A century later the same hesitancy toward science, medicine and mandates can be seen and the same tendency to gather, at any cost. 

In August of 2020, more than 400,000 people descended on South Dakota for the Sturgis motorcycle rally, feeling it was safe. 

Contact tracing afterward found at least 649 cases of COVID, across the U.S. because of the big event. In Minnesota, one person died, and four others were hospitalized. 

Rich Danila is Minnesota’s Deputy Epidemiologist. He and his team have been helping shape the state’s public health protocols, around COVID and just like Dr. Guilford, they have their share of critics. 

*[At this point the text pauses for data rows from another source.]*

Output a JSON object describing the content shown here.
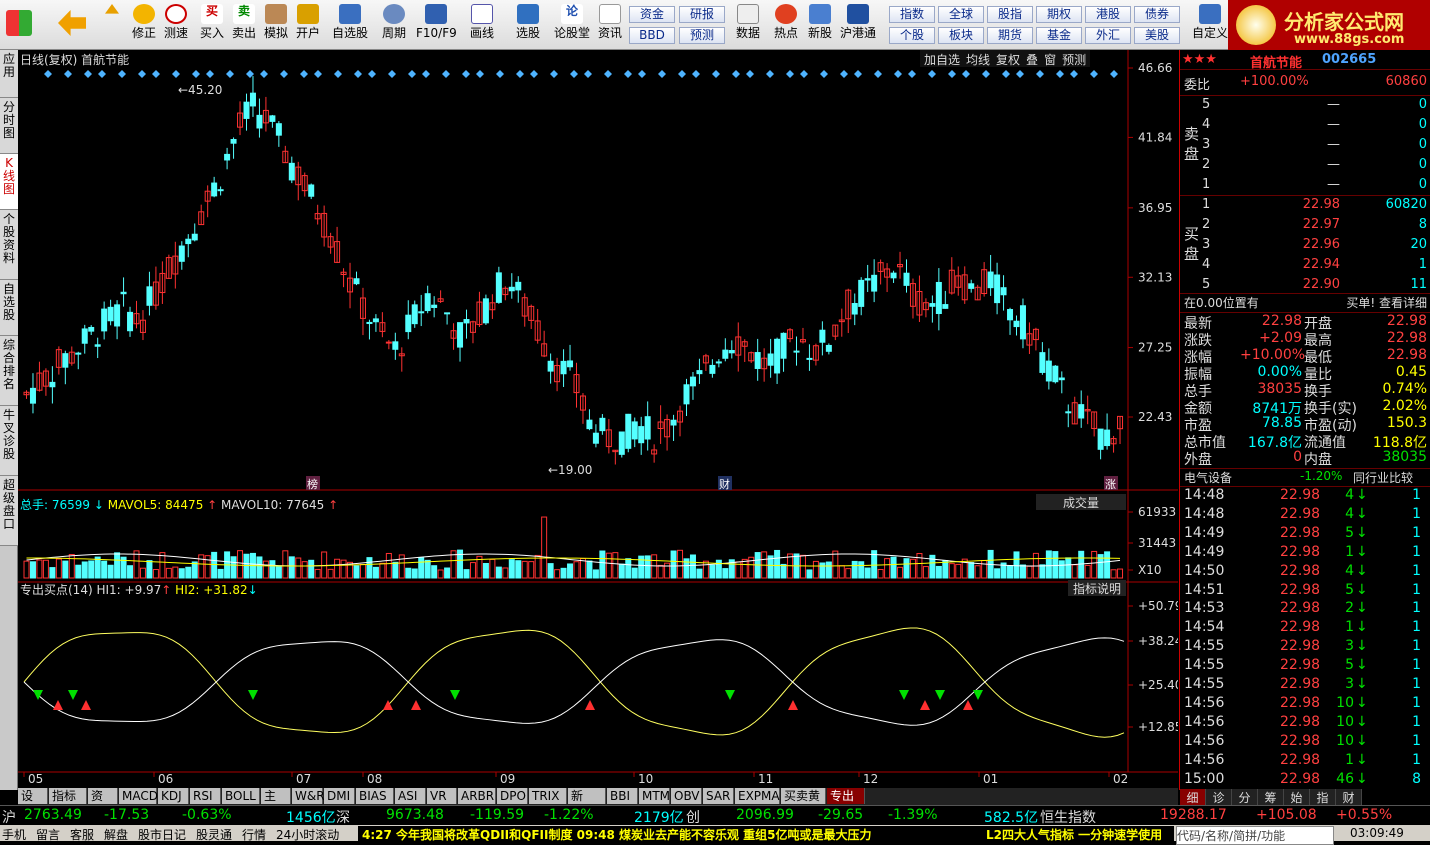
{
  "toolbar": {
    "items": [
      "修正",
      "测速",
      "买入",
      "卖出",
      "模拟",
      "开户",
      "自选股",
      "周期",
      "F10/F9",
      "画线",
      "选股",
      "论股堂",
      "资讯",
      "数据",
      "热点",
      "新股",
      "沪港通",
      "自定义"
    ],
    "small": [
      "资金",
      "研报",
      "BBD",
      "预测",
      "指数",
      "全球",
      "股指",
      "期权",
      "港股",
      "债券",
      "个股",
      "板块",
      "期货",
      "基金",
      "外汇",
      "美股"
    ]
  },
  "logo": {
    "text": "分析家公式网",
    "url": "www.88gs.com"
  },
  "leftnav": [
    "应用",
    "分时图",
    "K线图",
    "个股资料",
    "自选股",
    "综合排名",
    "牛叉诊股",
    "超级盘口"
  ],
  "chart": {
    "title": "日线(复权)  首航节能",
    "tools": [
      "加自选",
      "均线",
      "复权",
      "叠",
      "窗",
      "预测"
    ],
    "yaxis": [
      "46.66",
      "41.84",
      "36.95",
      "32.13",
      "27.25",
      "22.43"
    ],
    "high_label": "45.20",
    "low_label": "19.00",
    "markers": [
      "榜",
      "财",
      "涨"
    ],
    "vol_header": {
      "total": "总手: 76599",
      "mavol5": "MAVOL5: 84475",
      "mavol10": "MAVOL10: 77645",
      "button": "成交量"
    },
    "vol_axis": [
      "61933",
      "31443",
      "X10"
    ],
    "ind_header": {
      "name": "专出买点(14)",
      "hi1": "HI1: +9.97",
      "hi2": "HI2: +31.82",
      "button": "指标说明"
    },
    "ind_axis": [
      "+50.79",
      "+38.24",
      "+25.40",
      "+12.85"
    ],
    "xaxis": [
      "05",
      "06",
      "07",
      "08",
      "09",
      "10",
      "11",
      "12",
      "01",
      "02"
    ],
    "closes": [
      24,
      25,
      26,
      27,
      28,
      29,
      30,
      29,
      31,
      33,
      35,
      37,
      39,
      42,
      44,
      43,
      41,
      39,
      37,
      35,
      32,
      30,
      28,
      27,
      29,
      31,
      30,
      28,
      29,
      31,
      32,
      30,
      28,
      26,
      25,
      22,
      21,
      21,
      22,
      21,
      22,
      24,
      25,
      27,
      28,
      27,
      26,
      27,
      28,
      27,
      28,
      30,
      31,
      32,
      33,
      31,
      30,
      31,
      32,
      31,
      32,
      30,
      29,
      27,
      25,
      23,
      22,
      21,
      22
    ]
  },
  "rp": {
    "title": "首航节能",
    "code": "002665",
    "weibi_label": "委比",
    "weibi": "+100.00%",
    "weicha": "60860",
    "sell": [
      [
        "5",
        "—",
        "0"
      ],
      [
        "4",
        "—",
        "0"
      ],
      [
        "3",
        "—",
        "0"
      ],
      [
        "2",
        "—",
        "0"
      ],
      [
        "1",
        "—",
        "0"
      ]
    ],
    "buy": [
      [
        "1",
        "22.98",
        "60820"
      ],
      [
        "2",
        "22.97",
        "8"
      ],
      [
        "3",
        "22.96",
        "20"
      ],
      [
        "4",
        "22.94",
        "1"
      ],
      [
        "5",
        "22.90",
        "11"
      ]
    ],
    "sell_label": "卖盘",
    "buy_label": "买盘",
    "pos": "在0.00位置有",
    "buylink": "买单! 查看详细",
    "stats": [
      [
        "最新",
        "22.98",
        "开盘",
        "22.98"
      ],
      [
        "涨跌",
        "+2.09",
        "最高",
        "22.98"
      ],
      [
        "涨幅",
        "+10.00%",
        "最低",
        "22.98"
      ],
      [
        "振幅",
        "0.00%",
        "量比",
        "0.45"
      ],
      [
        "总手",
        "38035",
        "换手",
        "0.74%"
      ],
      [
        "金额",
        "8741万",
        "换手(实)",
        "2.02%"
      ],
      [
        "市盈",
        "78.85",
        "市盈(动)",
        "150.3"
      ],
      [
        "总市值",
        "167.8亿",
        "流通值",
        "118.8亿"
      ],
      [
        "外盘",
        "0",
        "内盘",
        "38035"
      ]
    ],
    "industry": "电气设备",
    "industry_chg": "-1.20%",
    "compare": "同行业比较",
    "ticks": [
      [
        "14:48",
        "22.98",
        "4"
      ],
      [
        "14:48",
        "22.98",
        "4"
      ],
      [
        "14:49",
        "22.98",
        "5"
      ],
      [
        "14:49",
        "22.98",
        "1"
      ],
      [
        "14:50",
        "22.98",
        "4"
      ],
      [
        "14:51",
        "22.98",
        "5"
      ],
      [
        "14:53",
        "22.98",
        "2"
      ],
      [
        "14:54",
        "22.98",
        "1"
      ],
      [
        "14:55",
        "22.98",
        "3"
      ],
      [
        "14:55",
        "22.98",
        "5"
      ],
      [
        "14:55",
        "22.98",
        "3"
      ],
      [
        "14:56",
        "22.98",
        "10"
      ],
      [
        "14:56",
        "22.98",
        "10"
      ],
      [
        "14:56",
        "22.98",
        "10"
      ],
      [
        "14:56",
        "22.98",
        "1"
      ],
      [
        "15:00",
        "22.98",
        "46"
      ]
    ],
    "ticks_last": [
      "1",
      "1",
      "1",
      "1",
      "1",
      "1",
      "1",
      "1",
      "1",
      "1",
      "1",
      "1",
      "1",
      "1",
      "1",
      "8"
    ],
    "bottom_tabs": [
      "细",
      "诊",
      "分",
      "筹",
      "始",
      "指",
      "财"
    ]
  },
  "tabs": [
    "设置",
    "指标平台",
    "资讯",
    "MACD",
    "KDJ",
    "RSI",
    "BOLL",
    "主力",
    "W&R",
    "DMI",
    "BIAS",
    "ASI",
    "VR",
    "ARBR",
    "DPO",
    "TRIX",
    "新DMA",
    "BBI",
    "MTM",
    "OBV",
    "SAR",
    "EXPMA",
    "买卖黄金线",
    "专出买点"
  ],
  "status": {
    "sh": "沪",
    "sh_val": "2763.49",
    "sh_chg": "-17.53",
    "sh_pct": "-0.63%",
    "sh_amt": "1456亿",
    "sz": "深",
    "sz_val": "9673.48",
    "sz_chg": "-119.59",
    "sz_pct": "-1.22%",
    "sz_amt": "2179亿",
    "cy": "创",
    "cy_val": "2096.99",
    "cy_chg": "-29.65",
    "cy_pct": "-1.39%",
    "cy_amt": "582.5亿",
    "hs": "恒生指数",
    "hs_val": "19288.17",
    "hs_chg": "+105.08",
    "hs_pct": "+0.55%",
    "bar2": [
      "手机",
      "留言",
      "客服",
      "解盘",
      "股市日记",
      "股灵通",
      "行情",
      "24小时滚动"
    ],
    "news1": "4:27 今年我国将改革QDII和QFII制度",
    "news2": "09:48 煤炭业去产能不容乐观 重组5亿吨或是最大压力",
    "news3": "L2四大人气指标 一分钟速学使用",
    "search": "代码/名称/简拼/功能",
    "time": "03:09:49"
  }
}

"In our wildest dreams, no one ever imagined that there would be a politicization of something as simple as wearing a cloth mask," he told FOX 9. "It also never dawned on us that people would, not trust science in terms of vaccination. If someone, if you or your loved one gets cancer, you go to the doctor. Of course, you want the best cancer treatment, the most modern treatment cure you could. So, it boggles our mind." 

Politics aside, most people agree science is at the heart of stopping the spread of any pandemic. That said,  it's never a "perfect science."

"I think we still have a long way to go before we can even see the light at the end of the tunnel for the pandemic," Danila said.

The Numbers 

Officially, the COVID-19 pandemic is the deadliest disease event in American history, surpassing the Spanish Flu of 1918. 

Back then, an estimated 675,000 people died in the U.S.

As of mid-November, COVID deaths in the U.S. number 764,882. 

However, the current population is three times what it was just before 1920. 

In the late 1900s record keeping was not as precise as it is now. Experts believe the number of people who died back then, could be much higher than what is reported.